SAN MARTIN, Calif. – Rocco Mediate once flirted with a major victory over Tiger Woods. Now he's happy being in contention no matter what day of the week.
"It was fun playing with a lead," Mediate said after he made a hole-in-one on the par-3 third hole and shot a bogey-free 7-under 64 on Thursday to take the first-round lead in the Frys.com Open. "You can wait your whole life for this feeling."
The 46-year-old Mediate used a 6-iron on the 190-yard third hole for the hole-in-one, his second of the year. He also had am ace in the third round of the John Deere Classic in July.
"It's just cool," Mediate said. "It looked like it barely fell in."
Mediate lost a 19-hole playoff to Woods at the 2008 U.S. Open Championship and has not finished higher than ninth since.
"It's all about putting," Mediate said. "It has just been destroying me. I reach the fairway and hit the green but I three-putt three to five times a day and you're not going to beat anybody doing that."
He knew what he needed to do to correct the situation but it seemed to fail him until the past few weeks.
"No matter what I did, I could not make any putts," Mediate said. "My attitude was horrible. I kept thinking I would hit the green but miss the putt. That's not the way to think."
He eventually got the feeling and still hopes to make the cut for next year's PGA Tour. He's currently 182nd on the money list and needs to finish among the top 125.
"If I don't have enough money to be in the top 125 than I don't belong there," Mediate said. "I'll go to Q-school if I have to. I know I can still compete.
Imada is 110th on the money list, above the cutoff line to remain on the PGA Tour but tenuous nonetheless.
"I know the number will be larger than where I am now I am assuming," Imada said. "I hope to have a good week here and an enjoyable week in Las Vegas."
Imada did himself no favors by missing the cut in 10 of his last 14 tournaments.
He's also has fought a rib injury since early in the year and feels it every time he takes a swing.
"The only way to heal an injury like that is to take time off," he said. "I was told to take eight weeks off but I was only able to take four weeks off. It doesn't hurt to practice but I know it's there and I have to be careful with it."
The 46-year-old Goydos, meanwhile, sits at 76th on the money list.
He bogeyed his first hole and went 1 under through the back nine. He made up for it on the front nine.
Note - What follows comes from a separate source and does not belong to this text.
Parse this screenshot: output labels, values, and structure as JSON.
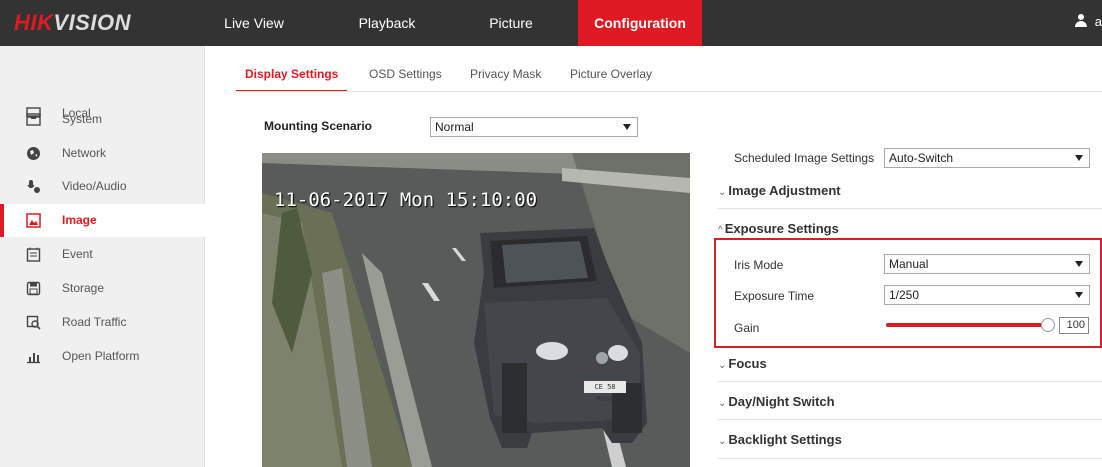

"I was like the weather," the Long Beach player said. "I started cold and heated up. I like the hot weather. It helps my old body get loose."
Goydos served as an assistant captain at the Ryder Cup, recently attended a friend's benefit event and did not touch his golf clubs for two weeks.
"For me that's a long time," he said. "At 46, it seems like two months. I usually play three or four times a week. I don't take time off very often."
Participating in the Ryder Cup pumped new life into the veteran golfer who hasn't won an event since the Sony Open in Hawaii three years ago.
"It helps your mental attitude to playing the game," Goydos said. "You're with 24 of the best 36 players in the world. That's going to be good for your game."
Van Pelt, 20th on the money list, played the course consistently well after seeing it for the first time in Wednesday's Pro Am.
"Any time you go bogey free you're happy," Van Pelt said. "I wasn't going to play but decided to recommit. The one thing I haven't done is win this year. I wanted to take one more shot at it before I shut down for the year."
The tournament, the third of five Fall Series events, is in its first year at CordeValle Golf Club after three seasons at Grawhawk in Scottsdale, Ariz.